A cela s’ajoute une cinquantaine de vacataires, dont de nombreux intervenants issus du monde socio-professionnel, notamment des bureaux d’études et des collectivités territoriales, pour partager les savoir-faire professionnels nécessaires à la bonne intégration professionnelle de nos étudiants. L’enjeu est donc de mobiliser au mieux ces ressources humaines, d’autant que le département dispose de profils et expertises très spécifiques et donc peu interchangeables.
Depuis votre prise de fonction en avril 2025, quelles sont les premières actions que vous avez engagées ou celles que vous souhaitez prioriser pour le département ?
Depuis mon arrivée, l’un de mes objectifs est de renforcer la dynamique autour de l’enseignement. En tant qu’enseignants-chercheurs nous sommes partagés entre l’exercice de deux métiers - l’enseignement et la recherche - répartis sur plusieurs sites : le campus Valrose (Nice), le campus Ecovallée (Nice) et le laboratoire GEOAZUR (Valbonne). Aussi, pour favoriser les échanges, j’ai mis en place des rencontres régulières réservées aux pratiques pédagogiques et à l’évolution de nos formations, en lien avec les activités de recherche menées à GEOAZUR.Cette proximité entre le département et le laboratoire facilite les discussions et permet de nourrir directement les formations. Par exemple, des étudiants de master participent, chaque année, à une campagne en mer avec l’IFREMER, un partenaire du laboratoire GEOAZUR.

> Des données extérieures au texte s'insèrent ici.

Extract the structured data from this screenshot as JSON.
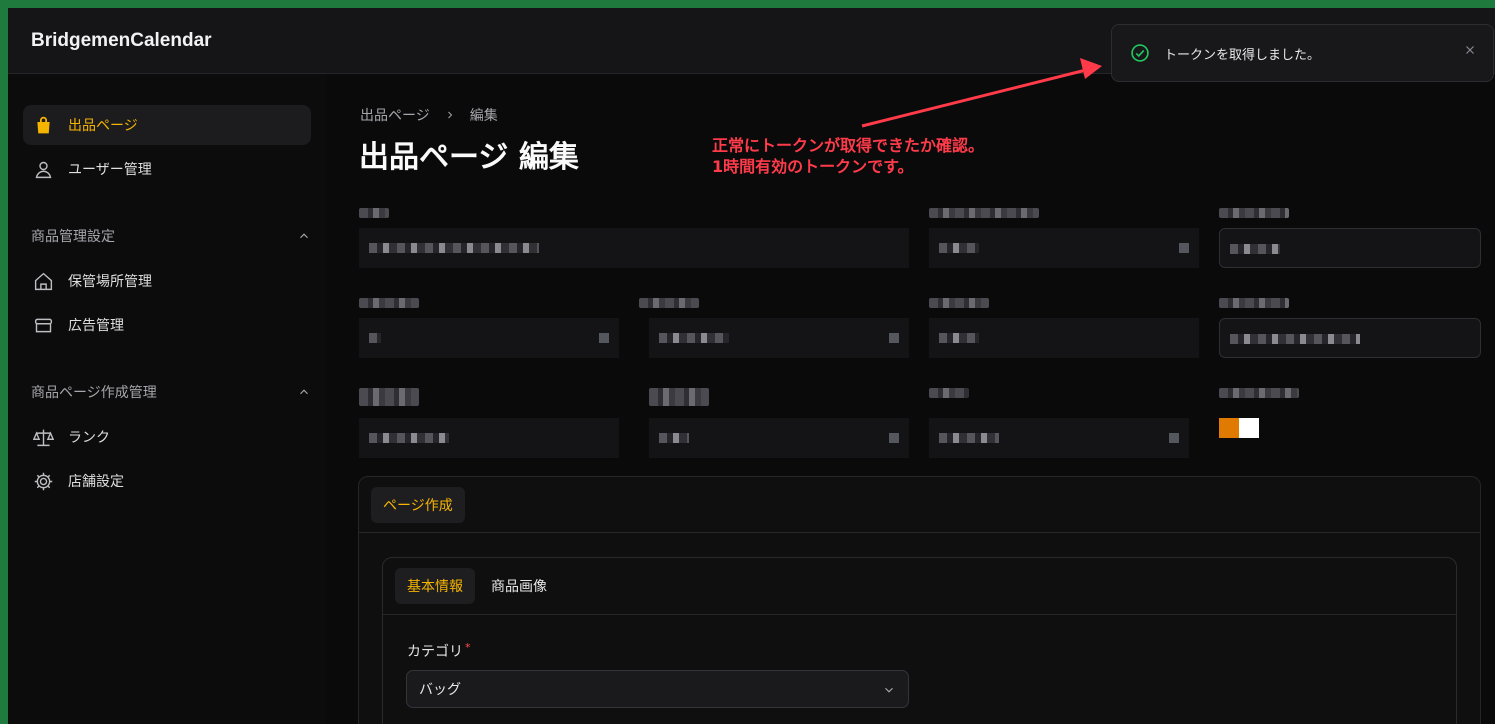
{
  "app": {
    "title": "BridgemenCalendar"
  },
  "sidebar": {
    "items": [
      {
        "label": "出品ページ",
        "icon": "shopping-bag-icon",
        "active": true
      },
      {
        "label": "ユーザー管理",
        "icon": "user-icon"
      }
    ],
    "sections": [
      {
        "title": "商品管理設定",
        "items": [
          {
            "label": "保管場所管理",
            "icon": "home-icon"
          },
          {
            "label": "広告管理",
            "icon": "archive-icon"
          }
        ]
      },
      {
        "title": "商品ページ作成管理",
        "items": [
          {
            "label": "ランク",
            "icon": "scale-icon"
          },
          {
            "label": "店舗設定",
            "icon": "gear-icon"
          }
        ]
      }
    ]
  },
  "breadcrumb": {
    "parent": "出品ページ",
    "current": "編集"
  },
  "page": {
    "title": "出品ページ 編集"
  },
  "annotation": {
    "line1": "正常にトークンが取得できたか確認。",
    "line2": "1時間有効のトークンです。"
  },
  "toast": {
    "message": "トークンを取得しました。"
  },
  "tabs": {
    "outer": [
      "ページ作成"
    ],
    "inner": [
      "基本情報",
      "商品画像"
    ]
  },
  "form": {
    "category_label": "カテゴリ",
    "required_mark": "*",
    "category_value": "バッグ"
  },
  "colors": {
    "accent": "#f5b400",
    "success": "#22c55e",
    "annotation": "#ff3b4a",
    "swatch_orange": "#e07a00",
    "swatch_white": "#ffffff"
  }
}
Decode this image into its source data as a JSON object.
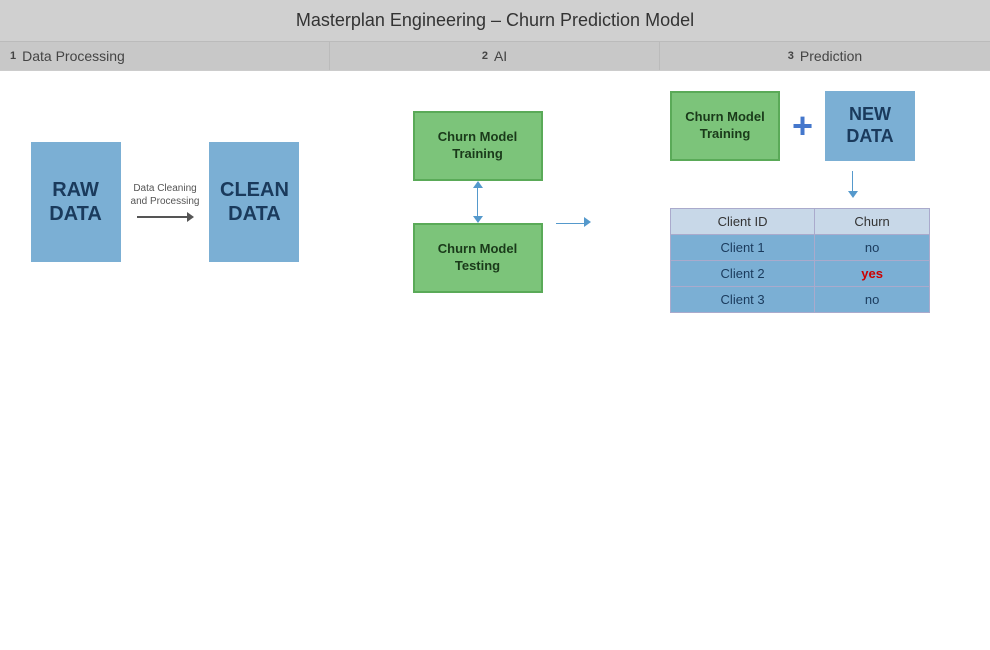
{
  "title": "Masterplan Engineering – Churn Prediction Model",
  "sections": [
    {
      "num": "1",
      "label": "Data Processing"
    },
    {
      "num": "2",
      "label": "AI"
    },
    {
      "num": "3",
      "label": "Prediction"
    }
  ],
  "s1": {
    "raw_data": "RAW DATA",
    "arrow_label": "Data Cleaning\nand Processing",
    "clean_data": "CLEAN DATA"
  },
  "s2": {
    "training_label": "Churn Model\nTraining",
    "testing_label": "Churn Model\nTesting"
  },
  "s3": {
    "training_label": "Churn Model\nTraining",
    "new_data_label": "NEW DATA",
    "plus": "+",
    "table": {
      "headers": [
        "Client ID",
        "Churn"
      ],
      "rows": [
        {
          "client": "Client 1",
          "churn": "no",
          "highlight": false
        },
        {
          "client": "Client 2",
          "churn": "yes",
          "highlight": true
        },
        {
          "client": "Client 3",
          "churn": "no",
          "highlight": false
        }
      ]
    }
  }
}
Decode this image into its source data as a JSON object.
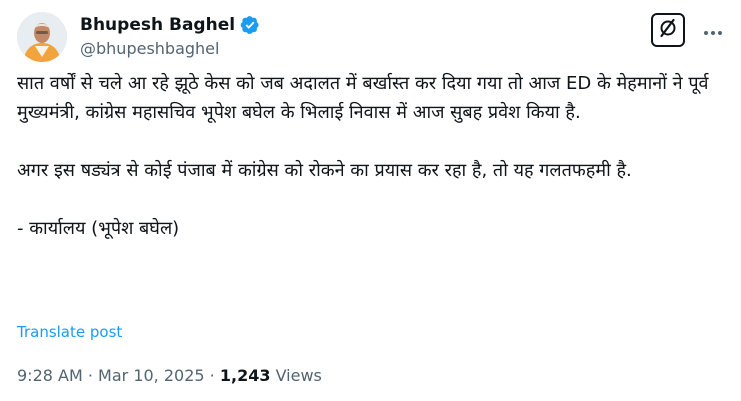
{
  "author": {
    "display_name": "Bhupesh Baghel",
    "handle": "@bhupeshbaghel",
    "verified": true,
    "verified_color": "#1d9bf0"
  },
  "icons": {
    "grok": "grok-icon",
    "more": "more-horizontal-icon",
    "verified": "verified-badge-icon"
  },
  "post": {
    "paragraphs": [
      "सात वर्षों से चले आ रहे झूठे केस को जब अदालत में बर्खास्त कर दिया गया तो आज ED के मेहमानों ने पूर्व मुख्यमंत्री, कांग्रेस महासचिव भूपेश बघेल के भिलाई निवास में आज सुबह प्रवेश किया है.",
      "अगर इस षड्यंत्र से कोई पंजाब में कांग्रेस को रोकने का प्रयास कर रहा है, तो यह गलतफहमी है.",
      "- कार्यालय (भूपेश बघेल)"
    ],
    "translate_label": "Translate post"
  },
  "meta": {
    "time": "9:28 AM",
    "separator": "·",
    "date": "Mar 10, 2025",
    "views_count": "1,243",
    "views_label": "Views"
  },
  "colors": {
    "text": "#0f1419",
    "muted": "#536471",
    "link": "#1d9bf0"
  }
}
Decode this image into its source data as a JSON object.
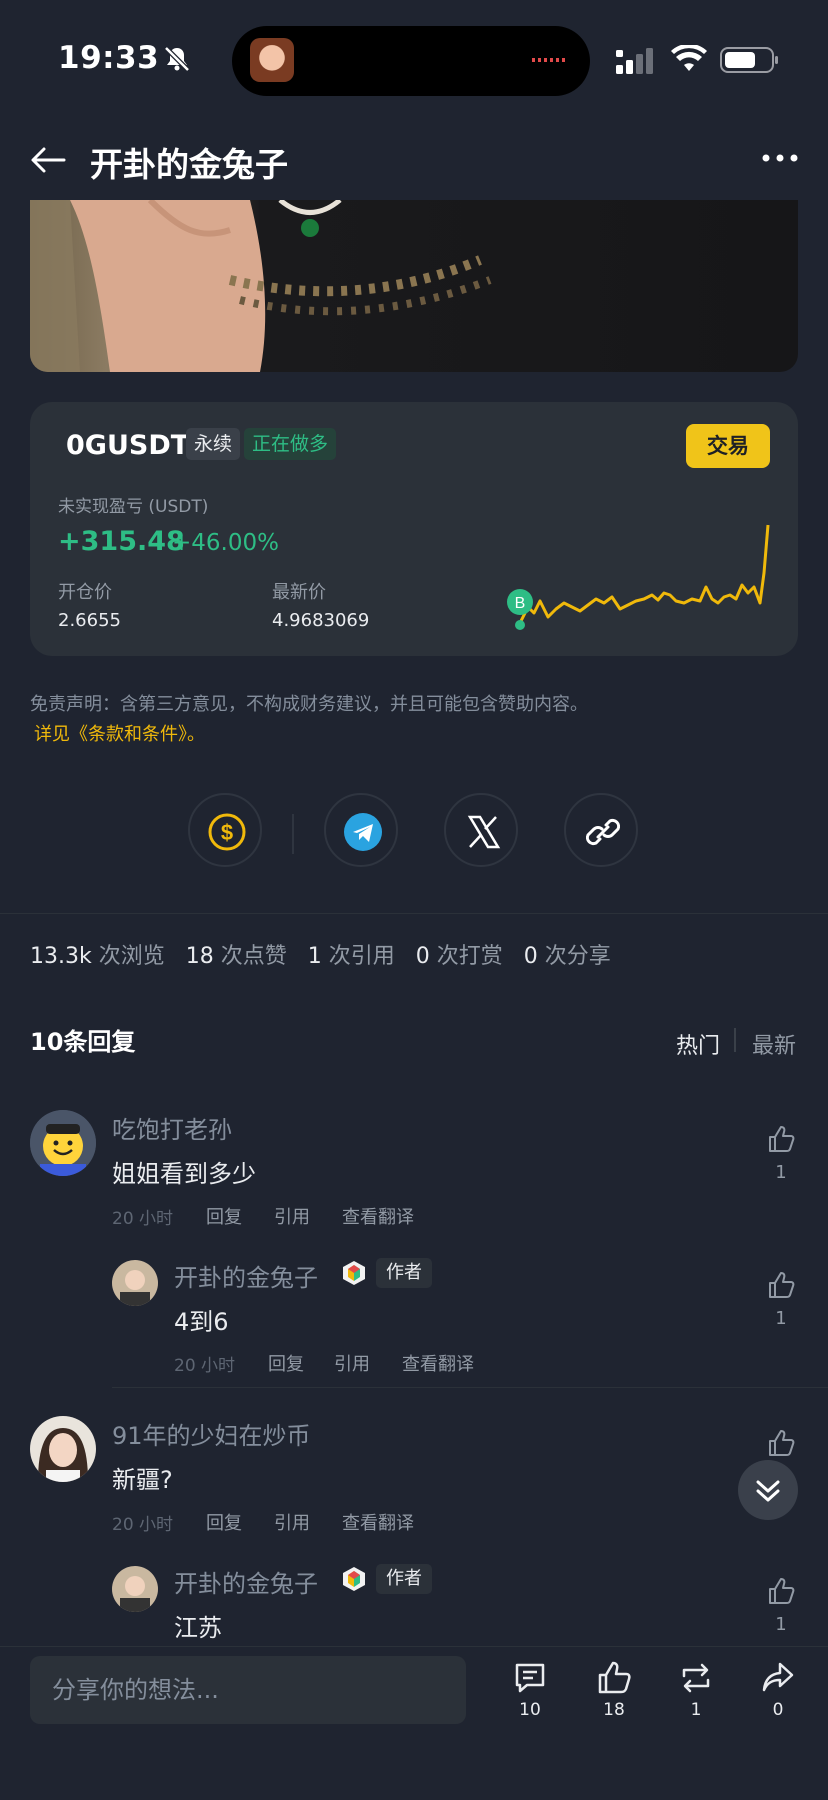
{
  "status": {
    "time": "19:33"
  },
  "header": {
    "title": "开卦的金兔子"
  },
  "trade": {
    "symbol": "0GUSDT",
    "perp_label": "永续",
    "position_label": "正在做多",
    "trade_button": "交易",
    "pnl_label": "未实现盈亏 (USDT)",
    "pnl_value": "+315.48",
    "pnl_pct": "+46.00%",
    "open_label": "开仓价",
    "open_value": "2.6655",
    "last_label": "最新价",
    "last_value": "4.9683069",
    "buy_marker": "B",
    "colors": {
      "profit": "#2ebd85",
      "line": "#f0b90b",
      "accent": "#f0c419"
    }
  },
  "disclaimer": {
    "text": "免责声明：含第三方意见，不构成财务建议，并且可能包含赞助内容。",
    "link": "详见《条款和条件》。"
  },
  "share": {
    "buttons": [
      "tip-icon",
      "telegram-icon",
      "x-icon",
      "link-icon"
    ]
  },
  "stats": [
    {
      "num": "13.3k",
      "label": "次浏览"
    },
    {
      "num": "18",
      "label": "次点赞"
    },
    {
      "num": "1",
      "label": "次引用"
    },
    {
      "num": "0",
      "label": "次打赏"
    },
    {
      "num": "0",
      "label": "次分享"
    }
  ],
  "replies": {
    "title": "10条回复",
    "sort_hot": "热门",
    "sort_new": "最新"
  },
  "comments": [
    {
      "name": "吃饱打老孙",
      "text": "姐姐看到多少",
      "time": "20 小时",
      "reply": "回复",
      "quote": "引用",
      "translate": "查看翻译",
      "likes": "1",
      "sub": {
        "name": "开卦的金兔子",
        "badge": "作者",
        "text": "4到6",
        "time": "20 小时",
        "reply": "回复",
        "quote": "引用",
        "translate": "查看翻译",
        "likes": "1"
      }
    },
    {
      "name": "91年的少妇在炒币",
      "text": "新疆?",
      "time": "20 小时",
      "reply": "回复",
      "quote": "引用",
      "translate": "查看翻译",
      "sub": {
        "name": "开卦的金兔子",
        "badge": "作者",
        "text": "江苏",
        "likes": "1"
      }
    }
  ],
  "bottom": {
    "placeholder": "分享你的想法...",
    "comments": "10",
    "likes": "18",
    "reposts": "1",
    "shares": "0"
  }
}
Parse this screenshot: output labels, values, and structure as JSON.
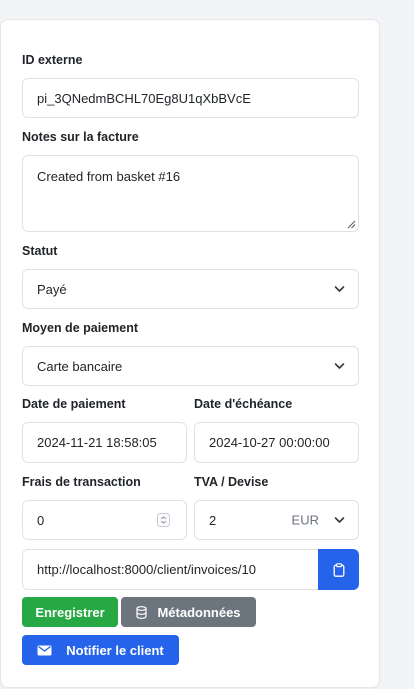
{
  "form": {
    "external_id": {
      "label": "ID externe",
      "value": "pi_3QNedmBCHL70Eg8U1qXbBVcE"
    },
    "invoice_notes": {
      "label": "Notes sur la facture",
      "value": "Created from basket #16"
    },
    "status": {
      "label": "Statut",
      "value": "Payé"
    },
    "payment_method": {
      "label": "Moyen de paiement",
      "value": "Carte bancaire"
    },
    "payment_date": {
      "label": "Date de paiement",
      "value": "2024-11-21 18:58:05"
    },
    "due_date": {
      "label": "Date d'échéance",
      "value": "2024-10-27 00:00:00"
    },
    "transaction_fees": {
      "label": "Frais de transaction",
      "value": "0"
    },
    "vat_currency": {
      "label": "TVA / Devise",
      "vat_value": "2",
      "currency": "EUR"
    },
    "invoice_url": {
      "value": "http://localhost:8000/client/invoices/10"
    }
  },
  "actions": {
    "save_label": "Enregistrer",
    "metadata_label": "Métadonnées",
    "notify_label": "Notifier le client"
  },
  "icons": {
    "copy": "clipboard-icon",
    "metadata": "database-icon",
    "notify": "envelope-icon",
    "select": "chevron-down-icon",
    "stepper": "number-stepper-icon"
  },
  "colors": {
    "primary": "#2563eb",
    "success": "#28a745",
    "secondary": "#6c757d",
    "border": "#dee2e6"
  }
}
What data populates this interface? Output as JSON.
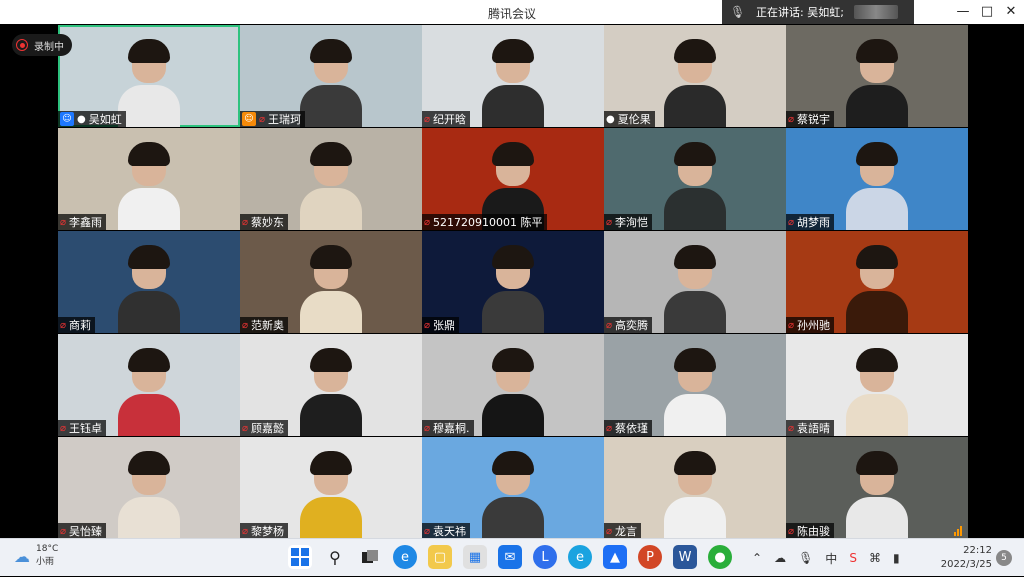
{
  "window": {
    "title": "腾讯会议",
    "speaker_prefix": "正在讲话:",
    "speaker_name": "吴如虹;"
  },
  "recording": {
    "label": "录制中"
  },
  "participants": [
    {
      "name": "吴如虹",
      "row": 0,
      "col": 0,
      "host": "true",
      "mic": "on",
      "bg": "#c7d3d8",
      "shirt": "#e8e8e8",
      "speaking": "true"
    },
    {
      "name": "王瑞珂",
      "row": 0,
      "col": 1,
      "host": "true",
      "host_color": "#f58a0a",
      "mic": "muted",
      "bg": "#b8c6cc",
      "shirt": "#3a3a3a"
    },
    {
      "name": "纪开晗",
      "row": 0,
      "col": 2,
      "mic": "muted",
      "bg": "#d9dde0",
      "shirt": "#2e2e2e"
    },
    {
      "name": "夏伦果",
      "row": 0,
      "col": 3,
      "mic": "on",
      "bg": "#d4cdc3",
      "shirt": "#2a2a2a"
    },
    {
      "name": "蔡锐宇",
      "row": 0,
      "col": 4,
      "mic": "muted",
      "bg": "#6d6a62",
      "shirt": "#1e1e1e"
    },
    {
      "name": "李鑫雨",
      "row": 1,
      "col": 0,
      "mic": "muted",
      "bg": "#c9c0b0",
      "shirt": "#f0f0f0"
    },
    {
      "name": "蔡妙东",
      "row": 1,
      "col": 1,
      "mic": "muted",
      "bg": "#b9b2a6",
      "shirt": "#e0d4c0"
    },
    {
      "name": "521720910001 陈平",
      "row": 1,
      "col": 2,
      "mic": "muted",
      "bg": "#a82a12",
      "shirt": "#1a1a1a"
    },
    {
      "name": "李洵恺",
      "row": 1,
      "col": 3,
      "mic": "muted",
      "bg": "#4f6a6e",
      "shirt": "#2b3030"
    },
    {
      "name": "胡梦雨",
      "row": 1,
      "col": 4,
      "mic": "muted",
      "bg": "#3f86c8",
      "shirt": "#cbd6e6"
    },
    {
      "name": "商莉",
      "row": 2,
      "col": 0,
      "mic": "muted",
      "bg": "#2c4c70",
      "shirt": "#303030"
    },
    {
      "name": "范新奥",
      "row": 2,
      "col": 1,
      "mic": "muted",
      "bg": "#6c5a4a",
      "shirt": "#e8dcc6"
    },
    {
      "name": "张鼎",
      "row": 2,
      "col": 2,
      "mic": "muted",
      "bg": "#0e1a3a",
      "shirt": "#3a3a3a"
    },
    {
      "name": "高奕腾",
      "row": 2,
      "col": 3,
      "mic": "muted",
      "bg": "#b6b6b6",
      "shirt": "#3a3a3a"
    },
    {
      "name": "孙州驰",
      "row": 2,
      "col": 4,
      "mic": "muted",
      "bg": "#a63a14",
      "shirt": "#3a1a0a"
    },
    {
      "name": "王钰卓",
      "row": 3,
      "col": 0,
      "mic": "muted",
      "bg": "#cfd6da",
      "shirt": "#c8303a"
    },
    {
      "name": "顾嘉懿",
      "row": 3,
      "col": 1,
      "mic": "muted",
      "bg": "#e3e3e3",
      "shirt": "#1e1e1e"
    },
    {
      "name": "穆嘉桐.",
      "row": 3,
      "col": 2,
      "mic": "muted",
      "bg": "#c4c4c4",
      "shirt": "#151515"
    },
    {
      "name": "蔡依瑾",
      "row": 3,
      "col": 3,
      "mic": "muted",
      "bg": "#9aa2a6",
      "shirt": "#f0f0f0"
    },
    {
      "name": "袁語晴",
      "row": 3,
      "col": 4,
      "mic": "muted",
      "bg": "#e8e8e8",
      "shirt": "#e9dcc8"
    },
    {
      "name": "吴怡臻",
      "row": 4,
      "col": 0,
      "mic": "muted",
      "bg": "#d0cbc6",
      "shirt": "#e8e0d4"
    },
    {
      "name": "黎梦杨",
      "row": 4,
      "col": 1,
      "mic": "muted",
      "bg": "#e6e6e6",
      "shirt": "#e0b020"
    },
    {
      "name": "袁天祎",
      "row": 4,
      "col": 2,
      "mic": "muted",
      "bg": "#6aa8e0",
      "shirt": "#3a3a3a"
    },
    {
      "name": "龙言",
      "row": 4,
      "col": 3,
      "mic": "muted",
      "bg": "#d9cfc0",
      "shirt": "#f0f0f0"
    },
    {
      "name": "陈由骏",
      "row": 4,
      "col": 4,
      "mic": "muted",
      "bg": "#5b5e5a",
      "shirt": "#e8e8e8",
      "signal": "weak"
    }
  ],
  "taskbar": {
    "weather_temp": "18°C",
    "weather_desc": "小雨",
    "time": "22:12",
    "date": "2022/3/25",
    "ime": "中",
    "notifications": "5",
    "apps": [
      "windows-start",
      "search",
      "task-view",
      "edge",
      "file-explorer",
      "store",
      "mail",
      "lark",
      "edge-dev",
      "tencent-meeting",
      "powerpoint",
      "word",
      "wechat"
    ]
  },
  "colors": {
    "muted_mic": "#e33333",
    "host_badge": "#1e78ff",
    "speaking_border": "#2ec27e"
  }
}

L’autre défi, concerne l'attractivité des formations. Les sciences de la Terre souffrent parfois d'une image "vieillotte", alors même qu'elles sont au cœur de nombreuses problématiques sociétales contemporaines : crises environnementales, énergétiques ou encore climatiques. Elles jouent notamment un rôle clé pour la compréhension des risques naturels (inondations, séismes, glissements de terrain…) ou pour la gestion des ressources en eau, en énergie et en matières premières. Nous avons donc engagé un travail de fond autour de la communication sur des formations. L ’objectif est de mieux faire connaître les géosciences à un public de lycéens, d’enseignants du secondaire et d’étudiants en licences, à travers les débouchés professionnels. D’autant que dans plusieurs domaines, en géotechnique, en géologie-géophysique ou en ingénierie de l’eau, les opportunités d’emplois, en particulier au niveau local, sont plus nombreuses que le nombre d'étudiants formés.
En quoi votre expérience de responsable de formation, nourrit-elle votre façon d’aborder votre rôle au sein du département aujourd’hui ?
Le fait d’avoir été coordonnateur de troisième année de licence et d’être responsable du parcours de master Aménagement, Géotechnique, Ingénierie (AGI), m’a permis d’acquérir une vision globale de l’organisation et des spécificités des formations en sciences de la Terre.En tant que directeur du département, posséder cette vision transversale des besoins d’enseignement dans les géosciences me permet d’agir comme un relais auprès de l’Ecole SPECTRUM, en contribuant à l’identification des besoins en compétences, en heures d’enseignement et en recrutement dans la discipline.
Ces expériences m’aident également à animer le collectif et à identifier les évolutions en matière pédagogique. Je veille à proposer des espaces d’échanges et reste à l’écoute de mes collègues. Ma porte est toujours ouverte : c’est essentiel pour faire vivre le collectif et maintenir l’implication de chacun des membres du département des Sciences de la Terre.